Nelson presents his information systems with a humble declaration that the audience may no doubt be able to find even more powerful uses for these interfaces. GALATEA: NOVELTY RETURNS Emily Short's ground-breaking work of interactive fiction offers another work that, like TTS namesake in the piece, opens up to this discussion when approached carefully. Galena's presentation layer appears to be straight forward IF fare. The interaction is a critic, encountering Galatea, which appears to be a statue of a woman but then begins to move and talk.

In this novel work of interactive fiction, the interaction will not find the traditional special navigation verbs (go, open, throw) to be productive, as the action focuses on one room. Likewise will other verbs prove themselves unhelpful as the user is encouraged in the help instructions to "talk" or "ask" about topics. In Short's piece, the navigational system of IF, as it was originally instantiated in Adventure, begins to mimic a conversational system driven by keywords, ala Joseph Whizz-bang's ELISE. Spelunking through a cave is replaced with conversing through an array of conversational replies.

Galatea does not always answer the same way. She has moods, or rather, your relationship with Galatea has levels of emotion. The logic layer proves to be more complex than the few verbs portend. The hunt is to figure out the combination that leads to more data. Galatea uses a novel process to put the user in the position of a safe cracker, trying to unlock the treasure of answers. Notice how novelty has re-emerged as a key attribute here. Could there be a second Galatea? Could someone write another story using Galena's processes.

Technically no, since the work was released in a No-Derives Creative Commons license. However, in many ways, Galatea is a second, coming in the experimental wave of artistic revisions of interactive fiction that followed the demise of the commercially produced text adventures from Inform and others. Written in Z- Machine format, Galatea is already remaining an information system. It is a new ark written in the context of Infusion's interactive fiction system. Short's work is admittedly novel in its processes, but the literary value of this work is not defined by create are rich and full of literary allusions.

Short has gone on to help others make their own Galatea, not only in her work to help develop the natural language IF authoring system Inform 7 but also in the conversation libraries she has authored. In doing so, she moved into the work of other developers of authoring systems, such as the makers of catboat systems.
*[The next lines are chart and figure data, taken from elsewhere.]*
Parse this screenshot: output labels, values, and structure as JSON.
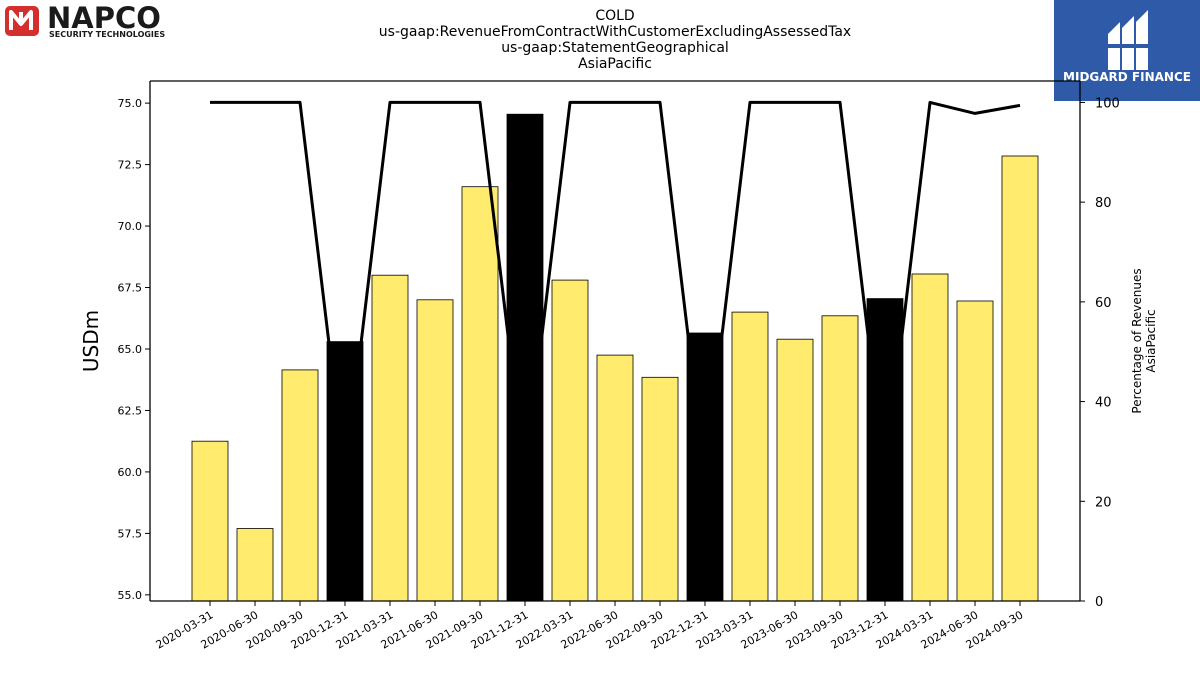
{
  "logos": {
    "left": {
      "name": "NAPCO",
      "tagline": "SECURITY TECHNOLOGIES",
      "mark_color": "#d32f2f"
    },
    "right": {
      "name": "MIDGARD FINANCE",
      "bg_color": "#2f5aa8"
    }
  },
  "chart_data": {
    "type": "bar",
    "title_lines": [
      "COLD",
      "us-gaap:RevenueFromContractWithCustomerExcludingAssessedTax",
      "us-gaap:StatementGeographical",
      "AsiaPacific"
    ],
    "ylabel": "USDm",
    "y2label_lines": [
      "Percentage of Revenues",
      "AsiaPacific"
    ],
    "ylim": [
      54.75,
      75.9
    ],
    "y2lim": [
      0,
      104.3
    ],
    "yticks": [
      "55.0",
      "57.5",
      "60.0",
      "62.5",
      "65.0",
      "67.5",
      "70.0",
      "72.5",
      "75.0"
    ],
    "y2ticks": [
      "0",
      "20",
      "40",
      "60",
      "80",
      "100"
    ],
    "categories": [
      "2020-03-31",
      "2020-06-30",
      "2020-09-30",
      "2020-12-31",
      "2021-03-31",
      "2021-06-30",
      "2021-09-30",
      "2021-12-31",
      "2022-03-31",
      "2022-06-30",
      "2022-09-30",
      "2022-12-31",
      "2023-03-31",
      "2023-06-30",
      "2023-09-30",
      "2023-12-31",
      "2024-03-31",
      "2024-06-30",
      "2024-09-30"
    ],
    "series": [
      {
        "type": "bar",
        "values": [
          61.25,
          57.7,
          64.15,
          65.3,
          68.0,
          67.0,
          71.6,
          74.55,
          67.8,
          64.75,
          63.85,
          65.65,
          66.5,
          65.4,
          66.35,
          67.05,
          68.05,
          66.95,
          72.85
        ],
        "highlight": [
          false,
          false,
          false,
          true,
          false,
          false,
          false,
          true,
          false,
          false,
          false,
          true,
          false,
          false,
          false,
          true,
          false,
          false,
          false
        ],
        "color": "#ffec6e",
        "highlight_color": "#000000"
      },
      {
        "type": "line",
        "axis": "right",
        "values": [
          100,
          100,
          100,
          25,
          100,
          100,
          100,
          25,
          100,
          100,
          100,
          25,
          100,
          100,
          100,
          25,
          100,
          97.8,
          99.4
        ],
        "color": "#000000"
      }
    ],
    "grid": false,
    "legend": "none"
  }
}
Richard S. Wallace developed one of the most popular of these (A. I. M. L.. Boot), and his work demonstrates the power of creating and sharing outerwear, even in the context of the tyranny of the novel. A. L. I. C. E. Is the base-line conversational system, which can be downloaded and customized.

Downloading the basic, functioning A. L. I. C. E. catboat as a foundation allows users to concentrate on editing recognizable inputs and systematic responses. Rather than worrying about how the system will respond to input, authors, or poetasters, can focus on creating what they system will say. To gain respect as a poetaster/author, one cannot merely modify an out-of-the-box ALICE. The user should further customize or build from the ground up using MAIL, artificial intelligence markup language, the site-specific language created for Wallach's system.
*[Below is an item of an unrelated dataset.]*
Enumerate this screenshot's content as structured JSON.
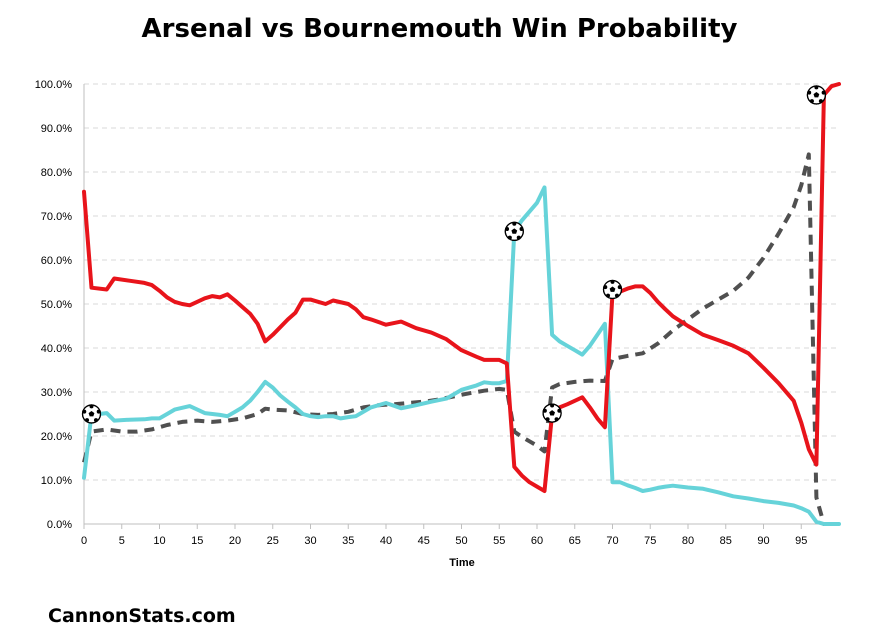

They must change the way the system operates--largely, because the critical attention around catboats follows more the model of scientific innovation more than literary depth. However, according to Wallace, despite the critics' emphasis on innovations, the users have been flocking to ALICE, as tens of thousands of users have created catboats using the system (Be Your Own Poetaster). MAIL becomes an important test case because while users may access some elements of he system, because they are not changing fundamentals, they can only make limited forays into the scientific/innovation catboat discussions.

Thus while our n-tier model stresses the importance of creating outerwear and understanding information systems, novelty still holds an important role in the development of electronic literature. Nonetheless, interaction can at least use their pre-existing literates when they encounter an MAIL Boot or a work of interactive fiction written on a familiar platform.